Demonetisation is the primary reason for the slowdown in the banking and securities market in India. But the effects will be short-lived. IT services will grow the fastest at 13.8 per cent in 2017 followed by software at 13.4 per cent. Firms in the banking and securities industry are investing more in enterprise resource planning, supply chain management and customer relationship management to upgrade their infrastructure.

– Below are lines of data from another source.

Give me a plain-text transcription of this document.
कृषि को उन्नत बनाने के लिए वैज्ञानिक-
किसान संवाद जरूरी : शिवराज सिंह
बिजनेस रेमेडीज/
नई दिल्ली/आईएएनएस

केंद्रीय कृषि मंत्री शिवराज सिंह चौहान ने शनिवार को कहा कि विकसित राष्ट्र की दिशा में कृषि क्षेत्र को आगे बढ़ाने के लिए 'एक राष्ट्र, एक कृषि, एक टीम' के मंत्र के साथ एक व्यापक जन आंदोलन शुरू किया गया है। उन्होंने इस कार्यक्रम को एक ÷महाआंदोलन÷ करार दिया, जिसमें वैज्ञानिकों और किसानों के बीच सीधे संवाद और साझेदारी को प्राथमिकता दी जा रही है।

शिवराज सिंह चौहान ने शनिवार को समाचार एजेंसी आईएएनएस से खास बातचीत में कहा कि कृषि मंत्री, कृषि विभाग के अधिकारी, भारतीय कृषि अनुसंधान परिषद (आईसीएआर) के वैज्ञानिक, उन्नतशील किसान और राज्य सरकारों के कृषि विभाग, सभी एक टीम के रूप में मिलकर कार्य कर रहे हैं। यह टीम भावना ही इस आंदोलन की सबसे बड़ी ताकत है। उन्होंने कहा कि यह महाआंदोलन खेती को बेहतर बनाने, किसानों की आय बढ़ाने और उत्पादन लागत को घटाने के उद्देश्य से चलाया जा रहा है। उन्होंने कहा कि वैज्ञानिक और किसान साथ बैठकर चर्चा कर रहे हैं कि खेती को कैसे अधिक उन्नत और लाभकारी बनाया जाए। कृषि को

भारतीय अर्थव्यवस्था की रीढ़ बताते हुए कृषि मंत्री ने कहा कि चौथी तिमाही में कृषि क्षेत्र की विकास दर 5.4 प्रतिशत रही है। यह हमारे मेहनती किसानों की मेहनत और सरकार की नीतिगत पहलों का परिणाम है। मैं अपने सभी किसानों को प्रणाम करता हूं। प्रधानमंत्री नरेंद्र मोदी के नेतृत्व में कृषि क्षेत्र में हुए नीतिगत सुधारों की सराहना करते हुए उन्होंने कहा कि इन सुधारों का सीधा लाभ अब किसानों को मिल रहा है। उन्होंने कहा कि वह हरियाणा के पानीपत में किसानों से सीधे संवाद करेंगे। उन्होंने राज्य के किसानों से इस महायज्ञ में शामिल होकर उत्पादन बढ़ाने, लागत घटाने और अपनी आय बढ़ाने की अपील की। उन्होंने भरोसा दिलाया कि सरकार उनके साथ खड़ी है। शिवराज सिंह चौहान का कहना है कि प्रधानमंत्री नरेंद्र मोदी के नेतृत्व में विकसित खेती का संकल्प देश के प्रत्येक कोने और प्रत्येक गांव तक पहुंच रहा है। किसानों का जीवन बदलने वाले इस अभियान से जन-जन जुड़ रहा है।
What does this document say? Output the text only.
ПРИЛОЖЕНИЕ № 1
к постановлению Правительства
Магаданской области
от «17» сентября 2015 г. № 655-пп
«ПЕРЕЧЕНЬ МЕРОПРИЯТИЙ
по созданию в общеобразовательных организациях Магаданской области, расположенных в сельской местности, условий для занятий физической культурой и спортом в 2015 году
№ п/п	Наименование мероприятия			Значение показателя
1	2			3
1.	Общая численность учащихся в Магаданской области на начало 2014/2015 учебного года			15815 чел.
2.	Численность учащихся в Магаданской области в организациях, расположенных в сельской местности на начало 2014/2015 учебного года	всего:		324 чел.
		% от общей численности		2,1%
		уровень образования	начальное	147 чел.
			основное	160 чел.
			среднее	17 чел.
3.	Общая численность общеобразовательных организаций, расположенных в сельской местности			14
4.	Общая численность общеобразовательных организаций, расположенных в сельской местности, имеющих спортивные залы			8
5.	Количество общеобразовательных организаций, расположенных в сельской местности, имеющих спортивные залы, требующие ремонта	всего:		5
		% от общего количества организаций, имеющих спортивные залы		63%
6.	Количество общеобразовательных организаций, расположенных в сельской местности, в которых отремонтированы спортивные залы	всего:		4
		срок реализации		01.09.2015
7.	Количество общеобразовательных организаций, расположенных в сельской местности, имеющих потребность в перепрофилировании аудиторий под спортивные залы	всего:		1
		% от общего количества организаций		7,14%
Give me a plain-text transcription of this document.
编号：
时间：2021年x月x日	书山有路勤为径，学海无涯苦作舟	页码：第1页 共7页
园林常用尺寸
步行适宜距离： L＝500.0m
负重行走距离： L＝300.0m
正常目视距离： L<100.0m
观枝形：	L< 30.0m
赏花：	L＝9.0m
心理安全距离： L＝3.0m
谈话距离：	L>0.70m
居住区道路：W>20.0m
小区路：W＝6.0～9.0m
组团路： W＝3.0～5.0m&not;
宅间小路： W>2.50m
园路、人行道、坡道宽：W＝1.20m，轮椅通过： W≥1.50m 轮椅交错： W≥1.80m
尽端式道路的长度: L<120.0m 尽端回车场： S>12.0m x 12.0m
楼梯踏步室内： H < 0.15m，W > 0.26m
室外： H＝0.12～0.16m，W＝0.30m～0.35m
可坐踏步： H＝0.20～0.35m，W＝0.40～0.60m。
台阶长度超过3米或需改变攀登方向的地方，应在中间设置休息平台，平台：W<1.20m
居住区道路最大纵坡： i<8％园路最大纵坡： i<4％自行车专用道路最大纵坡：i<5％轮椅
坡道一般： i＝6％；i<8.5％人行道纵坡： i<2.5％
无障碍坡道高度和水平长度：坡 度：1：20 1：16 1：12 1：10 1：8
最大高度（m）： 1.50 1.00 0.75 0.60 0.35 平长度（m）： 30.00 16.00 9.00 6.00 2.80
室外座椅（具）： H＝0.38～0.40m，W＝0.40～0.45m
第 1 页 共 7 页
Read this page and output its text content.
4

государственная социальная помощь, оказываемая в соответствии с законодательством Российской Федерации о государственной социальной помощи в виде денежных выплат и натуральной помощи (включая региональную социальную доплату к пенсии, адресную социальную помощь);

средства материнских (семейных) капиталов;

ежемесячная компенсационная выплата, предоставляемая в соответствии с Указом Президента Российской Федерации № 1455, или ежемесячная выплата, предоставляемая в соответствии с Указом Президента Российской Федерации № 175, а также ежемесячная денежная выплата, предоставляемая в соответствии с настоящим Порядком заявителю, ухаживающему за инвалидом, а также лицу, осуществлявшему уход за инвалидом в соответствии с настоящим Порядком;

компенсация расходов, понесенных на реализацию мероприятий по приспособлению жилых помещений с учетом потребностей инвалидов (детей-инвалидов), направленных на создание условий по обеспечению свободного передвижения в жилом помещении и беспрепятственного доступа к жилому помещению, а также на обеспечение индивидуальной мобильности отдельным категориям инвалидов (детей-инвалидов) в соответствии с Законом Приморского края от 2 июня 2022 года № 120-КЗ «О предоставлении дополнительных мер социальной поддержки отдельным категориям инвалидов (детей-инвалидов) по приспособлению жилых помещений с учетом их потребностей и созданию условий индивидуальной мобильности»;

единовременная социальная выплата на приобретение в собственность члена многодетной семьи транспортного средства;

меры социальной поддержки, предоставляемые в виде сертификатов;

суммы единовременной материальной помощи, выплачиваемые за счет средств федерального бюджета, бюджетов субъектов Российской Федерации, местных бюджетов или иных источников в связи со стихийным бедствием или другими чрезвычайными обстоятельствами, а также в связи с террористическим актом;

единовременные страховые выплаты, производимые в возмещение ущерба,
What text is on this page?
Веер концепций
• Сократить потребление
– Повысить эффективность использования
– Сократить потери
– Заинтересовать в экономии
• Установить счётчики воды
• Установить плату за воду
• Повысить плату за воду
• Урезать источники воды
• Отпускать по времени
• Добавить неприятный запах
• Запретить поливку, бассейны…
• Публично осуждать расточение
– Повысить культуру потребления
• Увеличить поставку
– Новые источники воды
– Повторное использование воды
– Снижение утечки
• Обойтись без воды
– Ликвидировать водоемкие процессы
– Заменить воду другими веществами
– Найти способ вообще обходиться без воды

By 2021, AI-powered CRM activities could boost global biz revenues by $1.1 trillion
2018 will be a landmark year for AI (artificial intelligence) adoption, according to a new IDC White Paper, commissioned by Salesforce. More than 40 per cent companies said they would adopt AI within the next two years. By 2018, IDC forecasts that 75 per cent of enterprise and ISV (independent software vendor) development will include AI or machine-learning functionality in at least one application. AI-powered customer relationship management (CRM) activities will cover a large spectrum of use cases and touch almost all facets of an enterprise, including accelerating sales cycles, improving lead generation and qualification, personalising marketing campaigns and lowering costs of support calls. AI associated with CRM could boost global business revenues by $1.1 trillion from 2017 to the end of 2021. This global business revenue boost is predicted to be led by increased productivity ($121 billion) and lowered expenses due to automation ($265 billion).